Ce spectacle est écrit et interprété depuis un collectage d’anecdotes auprès des fanfares et de musiciens, ayant pratiqué les fanfares. À partir de ce texte et de cet esprit des fanfares, les deux compositeurs ont écrit une musique Jazz originale pour huit musiciens et une comédienne conteuse.
"La Fille de la Fanfare" est placée sous le signe de la mémoire, de l’héritage et de la transmission musicale et humaine : amour de la musique, discipline, esprit de groupe, convivialité, ambiance familiale, avec ses grandes qualités, mais aussi ses petits travers amusants, ses péripéties cocasses, ses personnages truculents.
L’histoire du spectacle, racontée par Agnès Chavanon, se déroule comme une vie, dans une sorte de concerto pour conteuse et orchestre, avec ses moments d’émotion.

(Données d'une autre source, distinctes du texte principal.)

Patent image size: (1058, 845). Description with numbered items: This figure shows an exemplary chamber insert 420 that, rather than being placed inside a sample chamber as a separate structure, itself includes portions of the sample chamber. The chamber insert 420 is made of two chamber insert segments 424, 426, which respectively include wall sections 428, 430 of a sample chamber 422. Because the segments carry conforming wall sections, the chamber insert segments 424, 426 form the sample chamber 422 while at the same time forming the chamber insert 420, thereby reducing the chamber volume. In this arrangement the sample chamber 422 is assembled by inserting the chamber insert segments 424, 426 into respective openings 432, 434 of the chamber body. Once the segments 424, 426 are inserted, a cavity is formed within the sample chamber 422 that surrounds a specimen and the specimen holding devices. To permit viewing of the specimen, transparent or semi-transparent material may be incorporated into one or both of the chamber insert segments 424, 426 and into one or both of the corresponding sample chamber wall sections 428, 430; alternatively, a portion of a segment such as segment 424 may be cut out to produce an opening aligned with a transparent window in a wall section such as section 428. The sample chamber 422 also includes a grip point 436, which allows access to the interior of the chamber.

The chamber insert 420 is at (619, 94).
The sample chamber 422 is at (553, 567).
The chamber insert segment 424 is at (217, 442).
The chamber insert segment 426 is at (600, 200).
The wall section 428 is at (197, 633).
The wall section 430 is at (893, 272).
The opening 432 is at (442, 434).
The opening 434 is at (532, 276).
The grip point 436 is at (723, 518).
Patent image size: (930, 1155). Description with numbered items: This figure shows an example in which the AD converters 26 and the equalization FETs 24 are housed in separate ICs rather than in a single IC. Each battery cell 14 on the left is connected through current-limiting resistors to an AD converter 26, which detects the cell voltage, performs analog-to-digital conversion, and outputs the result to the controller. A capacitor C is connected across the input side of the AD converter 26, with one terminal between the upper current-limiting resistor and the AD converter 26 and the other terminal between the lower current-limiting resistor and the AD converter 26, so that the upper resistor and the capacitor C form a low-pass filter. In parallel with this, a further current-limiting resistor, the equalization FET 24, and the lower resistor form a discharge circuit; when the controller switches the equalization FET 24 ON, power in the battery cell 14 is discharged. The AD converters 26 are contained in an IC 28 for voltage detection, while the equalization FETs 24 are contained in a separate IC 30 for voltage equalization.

Histoires drôles et touchantes à la fois, histoires d’amour et d’amitiés, rivalités et querelles, banquets et défilés, arrivée des filles, transmission des grands-pères, vie des villages…, et des histoires qui rejoignent la grande Histoire comme le 1er mai 1937, l’été 39 avant la drôle de guerre, la guerre d’Algérie…
Le texte est aussi le livret d’une pièce musicale, pour une comédie et une mise en scène avec les musiciens, intégrés pleinement au jeu scénique et au texte, comme eux font du texte l’élément d’une partition commune, en parfaite complicité avec la conteuse.
Inscrite dans l’esprit du collectage et de la mise en scène, la musique du spectacle se construit autour du récit, dans les histoires, tour à tour joyeuse, mélancolique, humoristique, solennelle. L’aspect populaire puise aussi bien dans les modes de jeu (procédés d’écriture, arrangements, instrumentation), que dans l’éclectisme d’une musique de défilés à la musique de kiosque.